The MPP team takes security vulnerabilities seriously. We appreciate your efforts to responsibly disclose your findings.
Send an email to mpp-security@quantum2x.com with the following information:
- Description of the vulnerability
- Steps to reproduce (including any proof-of-concept code)
- Affected component (spec, runtime, SDK, registry, CLI)
- Impact assessment — what can an attacker achieve?
- Suggested fix (if you have one)
| Timeframe | Action |
|---|---|
| 24 hours | Acknowledgment of your report |
| 72 hours | Initial assessment and severity classification |
| 7 days | Detailed response with remediation plan |
| 30 days | Fix released (critical), or scheduled for next release (lower severity) |
We use the following severity levels:
| Severity | Description | Example |
|---|---|---|
| Critical | Remote code execution, sandbox escape, signature bypass | A crafted .mpp package escapes the WASM sandbox |
| High | Data exfiltration, privilege escalation, authentication bypass | A tool accesses files outside its declared permissions |
| Medium | Information disclosure, denial of service | A malformed manifest crashes the host runtime |
| Low | Minor issues with limited impact | A timing side-channel in signature verification |
We consider security research conducted in good faith to be authorized.
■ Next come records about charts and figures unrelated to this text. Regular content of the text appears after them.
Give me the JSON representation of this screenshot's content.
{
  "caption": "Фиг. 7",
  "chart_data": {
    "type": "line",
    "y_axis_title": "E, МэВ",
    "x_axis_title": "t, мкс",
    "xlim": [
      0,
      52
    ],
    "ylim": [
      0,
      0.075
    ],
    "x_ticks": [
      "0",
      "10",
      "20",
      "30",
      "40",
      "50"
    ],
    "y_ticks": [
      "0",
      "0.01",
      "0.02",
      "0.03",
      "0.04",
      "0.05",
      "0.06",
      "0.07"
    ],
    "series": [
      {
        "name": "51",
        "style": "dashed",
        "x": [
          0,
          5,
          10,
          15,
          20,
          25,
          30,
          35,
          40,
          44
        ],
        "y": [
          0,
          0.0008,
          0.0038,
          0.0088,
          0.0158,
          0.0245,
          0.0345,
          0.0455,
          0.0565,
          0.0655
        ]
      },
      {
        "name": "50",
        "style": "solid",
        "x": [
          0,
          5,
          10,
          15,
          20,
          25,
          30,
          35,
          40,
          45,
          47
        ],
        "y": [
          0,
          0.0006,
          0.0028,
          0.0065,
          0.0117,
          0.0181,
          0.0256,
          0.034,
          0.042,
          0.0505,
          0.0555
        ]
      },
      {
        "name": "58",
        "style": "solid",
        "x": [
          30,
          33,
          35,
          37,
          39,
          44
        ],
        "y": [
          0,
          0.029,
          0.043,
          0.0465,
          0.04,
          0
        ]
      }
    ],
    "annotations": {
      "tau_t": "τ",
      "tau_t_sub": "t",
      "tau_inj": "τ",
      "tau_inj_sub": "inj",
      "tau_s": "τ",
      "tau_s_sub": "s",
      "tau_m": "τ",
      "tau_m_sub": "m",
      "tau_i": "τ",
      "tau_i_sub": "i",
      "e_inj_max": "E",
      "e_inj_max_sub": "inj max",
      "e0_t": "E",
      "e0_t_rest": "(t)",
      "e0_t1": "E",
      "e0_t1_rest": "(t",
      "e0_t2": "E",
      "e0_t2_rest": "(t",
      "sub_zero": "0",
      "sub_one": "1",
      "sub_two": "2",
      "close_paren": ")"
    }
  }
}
We will not pursue legal action against researchers who:
- Make a good-faith effort to avoid privacy violations, destruction of data, and interruption of services
- Only interact with accounts they own or with explicit permission
- Report vulnerabilities promptly and do not publicly disclose before a fix is available
- Do not exploit vulnerabilities beyond what is necessary to demonstrate them
| Version | Supported |
|---|---|
| Latest release | ✅ Yes |
| Previous minor release | ✅ Security fixes only |
| Older versions | ❌ No |
MPP is designed with security as a core principle:
- Zero-Trust Execution — All tools run in capability-based sandboxes
- Cryptographic Verification — All packages must be digitally signed
- Least Privilege — Tools only receive explicitly granted permissions
- Supply Chain Integrity — Packages are verified before execution
- Privacy by Design — PII redaction filters operate at the protocol level
For more details, see the Security Model specification.
Our security team's PGP key for encrypted communication will be published here once the project reaches Phase 2.
Thank you for helping keep MPP and its users safe.